What exactly is the benefit of a dedicated hardware FPGA over regular classic software emulators?
Each logic elements of an FPGA is programmable to match the data, adresses and instructions as exactly the old system was made like. It's basically to make a copy of the old CPU and other chipsets into an FPGA, there's no higher level interpretation from a different language to send then to a modern processor to create what it should be like, which is software emulation. Some cores are exact recreations, some not, but still very close to the real thing. Some peoples have even delid old chipsets to make better VHDL codes to match the circuit.
As someone who learned VHDL for FPGA during electrical engineering, I kind of respect madly FPGAs. You basically rewire a blank state processor to match to perfection another chipset.
For software emulators, processors from PC are generally just steamrolling the problem away, even though the clock cycles of all console components don't make sense for the x86 CPU, it iterates so fast that it kind of keeps up. FPGA since it can do all chipsets in a perfect circuit, each clocks given by the FPGA can run the whole system at 100% accuracy. If old system had a chipset that would maybe skip a clock or more for whatever reason, you program that too. So you need way less speed than a processor that is running software emulation. On FPGA everything is parallel, if the user wants, it can do the maximum systems the FPGA can contain and run it all in a single clock instantaneously, no queue, no thousands of stalls to wait on the old slugish ass processors instructions to be done in the sake of accuracy.
I suggest looking also at my answers at the bottom.
Not this again...
VGEsoterica
my bro, could you please put a disclaimer every time you post a thread, that FPGAs are not inherently more accurate than software emulators? You obviously love FPGAs and like to inform people about them, you could help stop this misinformation that always spreads in your threads, thanks.
I suggest this read
How can it take 3GHz to emulate a Super Nintendo? The man behind a major SNES …
arstechnica.com
PCs have brute forced their way into it but for ridiculous amounts of processing power to match puny decades old chips, and some
still have problems.
This guy's whole video is a pretty good explanation, I suggest watching it, but the part about software accuracy more importantly.
What typically happens with all software emulators, even the accurate ones, is that it depends on a huge effort from the team to hack their way around the problems with tweaks on timing values, patch out certain needs and areas of code. It's a lot of effort. They've done it for most of the games of course, over decades of effort and countless man hours and a monumental gap in power between the original hardware and the modern PC.
While when the FPGA core is up and running, that's it. That problably covers 99~100% of all game library to run as it was intended.

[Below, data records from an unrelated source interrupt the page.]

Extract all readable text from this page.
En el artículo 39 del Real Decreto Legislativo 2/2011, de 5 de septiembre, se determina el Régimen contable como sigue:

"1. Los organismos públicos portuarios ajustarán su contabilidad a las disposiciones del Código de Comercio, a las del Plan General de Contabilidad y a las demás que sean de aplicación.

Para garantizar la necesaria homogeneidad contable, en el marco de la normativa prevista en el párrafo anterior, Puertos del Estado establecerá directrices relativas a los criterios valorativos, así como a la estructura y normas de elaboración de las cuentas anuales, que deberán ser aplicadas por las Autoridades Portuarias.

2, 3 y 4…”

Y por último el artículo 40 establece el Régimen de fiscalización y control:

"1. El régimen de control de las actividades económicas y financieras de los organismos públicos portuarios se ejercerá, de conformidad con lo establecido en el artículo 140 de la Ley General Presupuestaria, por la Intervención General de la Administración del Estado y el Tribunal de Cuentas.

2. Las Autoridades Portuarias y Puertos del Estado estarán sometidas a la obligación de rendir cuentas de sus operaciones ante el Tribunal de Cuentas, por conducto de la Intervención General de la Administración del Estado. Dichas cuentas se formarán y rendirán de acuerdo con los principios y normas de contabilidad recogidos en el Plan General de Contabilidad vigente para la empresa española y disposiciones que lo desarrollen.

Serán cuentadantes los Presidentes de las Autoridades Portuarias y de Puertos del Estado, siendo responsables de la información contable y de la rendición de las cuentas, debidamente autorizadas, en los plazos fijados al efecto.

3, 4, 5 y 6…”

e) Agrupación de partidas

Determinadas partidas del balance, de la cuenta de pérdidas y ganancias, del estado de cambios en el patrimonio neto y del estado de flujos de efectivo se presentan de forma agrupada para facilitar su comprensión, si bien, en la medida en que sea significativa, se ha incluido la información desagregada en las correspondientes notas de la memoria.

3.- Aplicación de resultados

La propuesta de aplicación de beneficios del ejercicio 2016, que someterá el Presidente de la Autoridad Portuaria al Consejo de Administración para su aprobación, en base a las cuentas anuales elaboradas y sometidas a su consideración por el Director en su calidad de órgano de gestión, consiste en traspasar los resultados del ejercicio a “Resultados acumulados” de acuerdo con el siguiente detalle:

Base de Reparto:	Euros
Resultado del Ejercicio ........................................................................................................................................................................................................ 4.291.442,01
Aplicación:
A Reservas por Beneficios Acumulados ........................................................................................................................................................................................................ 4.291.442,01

There's so much focus on popular consoles like NES/SNES/SMS/Genesis, etc that it looks nearly perfect and I would say indiscernible from FPGA
Then software emulation completely fails an
amiga 500 while mister FPGA will cruise on that. But not popular so not talked about.
You can have the same perfect speed timings on a software emulator. Input lag is a different issue and isn't a problem caused by the emulator itself but the OS. This is also explained in the article i linked.
Not all software emulators have the same accuracy. It's a tradeoff of performances. There's specialty emulators that aim for high accuracy such as
Higan
As of a few years ago, it was the only emulator not bugging out on Yoshi's island. ZNES is notorious for inacuracy in general. SNES9x did a better job, but still off. Again, modern CPUs steamrolled it eventually, Higan was the go-to for the best experience, but the SNES emulators on say, a 3DS, would bug out on this game.
I don't have any horses in this race, I don't own any FPGA emulator nor any software handheld emulators. But having worked on VHDL FPGAs I understand the gist of the why they do it. Is it required to play retro games? No. Is it expensive? Yes. After that it's a choice.
Software emulators are dependent on OS changes, API changes, hardware changes. They patch something, break something. It's the typical cycle that devs are left with a clinging community to
always support them even though the emulator is old as shit.
I think that's something FPGA is making it a lot more simple. If the core is good, that's pretty much it. There's no OS/Driver/API/hardware configs to debug. All mister FPGA cores could be ported to a bigger FPGA (Mars FPGA if it releases?) and remain the exact same performances, as long as the other FPGA is an upgrade in every senses. That's another thing for simplicity is how easy they are to have accurate results without tweaking. While software emulators are configured for general compatibility but then something is a bit off and you have to tweak it in the settings. Some want to pay extra money on that and I get it.
These guys who are good at VHDL probably don't even understand that if they focused their attention to aerospace industries they would be paid big sums of money compared to their emulator hobby as it's very tough to find good VHDL programmers nowadays, but aerospace industries use that heavily for how solid and reliable it is.